Link building remains one of the fundamental precepts of search engine optimization, and this is not going to change any time soon. However, like everything in life and SEO, the only constant is change. A few months back, Google updated its Link Schemes web page, laying out the latest list of spammy backlinks that are likely to land a website in hot water. So, the time comes round again to review what Google considers to be bad backlinks so SEOs and webmasters avoid falling foul of the latest link building protocols.

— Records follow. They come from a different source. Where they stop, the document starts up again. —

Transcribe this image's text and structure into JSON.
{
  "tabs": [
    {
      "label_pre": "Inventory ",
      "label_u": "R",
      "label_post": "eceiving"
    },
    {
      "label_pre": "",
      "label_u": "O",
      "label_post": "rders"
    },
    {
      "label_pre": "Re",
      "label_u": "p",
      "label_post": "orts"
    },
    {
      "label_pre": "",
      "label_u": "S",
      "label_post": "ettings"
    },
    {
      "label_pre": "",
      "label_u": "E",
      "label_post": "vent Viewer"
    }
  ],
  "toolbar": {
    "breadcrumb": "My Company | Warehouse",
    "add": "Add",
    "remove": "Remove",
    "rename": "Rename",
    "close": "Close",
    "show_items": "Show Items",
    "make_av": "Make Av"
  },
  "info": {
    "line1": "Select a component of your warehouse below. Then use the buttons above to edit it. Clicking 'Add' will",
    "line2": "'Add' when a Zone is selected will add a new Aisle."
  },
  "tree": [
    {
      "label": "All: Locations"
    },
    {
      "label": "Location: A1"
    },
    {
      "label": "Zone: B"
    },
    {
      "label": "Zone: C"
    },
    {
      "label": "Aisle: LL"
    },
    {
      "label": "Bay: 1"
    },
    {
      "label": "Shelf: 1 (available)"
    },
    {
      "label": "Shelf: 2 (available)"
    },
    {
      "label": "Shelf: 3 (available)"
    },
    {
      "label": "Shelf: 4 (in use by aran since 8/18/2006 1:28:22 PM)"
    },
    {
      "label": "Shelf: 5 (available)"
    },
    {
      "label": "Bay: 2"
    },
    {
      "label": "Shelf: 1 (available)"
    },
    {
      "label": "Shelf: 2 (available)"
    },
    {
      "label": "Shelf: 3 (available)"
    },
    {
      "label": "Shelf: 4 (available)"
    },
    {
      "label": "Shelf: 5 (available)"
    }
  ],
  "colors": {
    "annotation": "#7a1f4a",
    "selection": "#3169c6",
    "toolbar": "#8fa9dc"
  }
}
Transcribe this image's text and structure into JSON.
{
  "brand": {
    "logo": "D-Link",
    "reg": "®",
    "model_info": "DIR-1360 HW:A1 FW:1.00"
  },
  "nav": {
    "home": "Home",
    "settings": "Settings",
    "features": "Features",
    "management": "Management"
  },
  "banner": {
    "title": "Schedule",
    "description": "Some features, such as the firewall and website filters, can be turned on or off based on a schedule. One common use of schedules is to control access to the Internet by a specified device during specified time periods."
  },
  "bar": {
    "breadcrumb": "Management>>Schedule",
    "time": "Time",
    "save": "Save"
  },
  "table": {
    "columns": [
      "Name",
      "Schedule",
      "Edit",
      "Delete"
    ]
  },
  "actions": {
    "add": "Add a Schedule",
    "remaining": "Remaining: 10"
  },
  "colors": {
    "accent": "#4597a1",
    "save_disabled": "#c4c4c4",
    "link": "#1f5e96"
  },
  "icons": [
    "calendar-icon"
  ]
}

This one’s a no brainer. Google doesn’t like links that you paid for. It never has and it never will. Webmasters that are buying and selling links to improve their page rankings are going to continue to be severely penalized by Google. If you are exchanging backlinks for money or services, you are putting your page ranking at risk, and sooner than later your website is going to tumble in the search results.
Unnatural Link Exchanges
Exchanging links with other websites is a normal part of white hat SEO practices. However, those links need to make sense from the end user’s perspective. For example, a website devoted to cats would naturally have links to an animal shelter. Google is penalizing unnatural links, such as a cat-centric website with links to an auto dealership. These unnatural link exchanges will get flagged by Google as manipulative, and your site will suffer.
Automatic Link Building
There are a number of black hat SEO services that promise hundreds of backlinks to your site. These automatically generated backlinks are, by there very nature, low value, and unnatural. Google doesn’t want to see this type of link building employed on websites, and will be quick to ban those sites that are using automatic link building to game the system.
Guest posting on other websites and blogs is a tried and true SEO technique, and it continues to be a valuable strategy for webmasters. However, Google is beginning to crack down on SEOs and webmasters who are relying too much on guest posting to increase their website’s page ranking. While guest posting continues to be a viable SEO strategy, it should be done in moderation. Too many guest posts on other websites, submitted only to deploy keywords and drive traffic, may adversely affect your own site’s ranking.
Text Ads and Advertorials that Pass PageRank
If you are running a text ad on another website, make sure the link includes a rel=nofollow attribute. Otherwise Google will flag the link as manipulative. Likewise, use the rel=nofollow attribute for any paid adds or articles on other websites, as these are also likely to invite a penalty from Google.
Optimized Anchor Text
Optimized anchor text in articles or press releases are a new target for Google’s wrath. Blocks or text that are littered with links are seen as spam by Google, regardless of their informational value.
Links from Low Quality Directories
This is especially problematic for small businesses new to the SEO game. Business owners want to see an immediate return on their investment, and SEOs can be tempted to prove their worth by creating a large number of links from unproductive online directories just to show that they are working hard for their fee. Large numbers of links from low quality directories that will never produce traffic are judged manipulative by Google. Only link to and from directories that have real value, and that can generate honest traffic to your site.
Links Embedded in Widgets
This is another no-no. There are many developers offering free widgets that contain links to websites, and using these widgets can get you into trouble with Google. If you are using widgets to advertise your site, make sure to not include any links, or to use a nofollow attribute.
Forum Comments with Optimized Links
There are some SEO tools that promote websites by automatically posting links in the comment sections of forums and blog posts. While posting on forums and in comment sections is a viable technique for building your brand identity and your online authority, using an automated service will only backfire. Google wants to see these links occurring naturally. Sudden bursts of backlinks from forum comments will be flagged by Google, and your site will be penalized.
Google’s updates concerning backlinks holds few surprises. Natural, organic, link building is still at the heart of Google’s best practices. The new emphasis on eliminating spammy backlinks from guest blogs and forum comments is indicative of Google’s intention to reward valuable content and to penalized poorly generated, keyword stuffed, articles and blog posts. As always, keeping up with Google’s updates, and continuing to follow their best practices, will help SEOs and webmasters to keep their site’s from incurring the search engine’s wrath.
The bottom line for link building is simple, “if the link is not natural, you will be penalized”.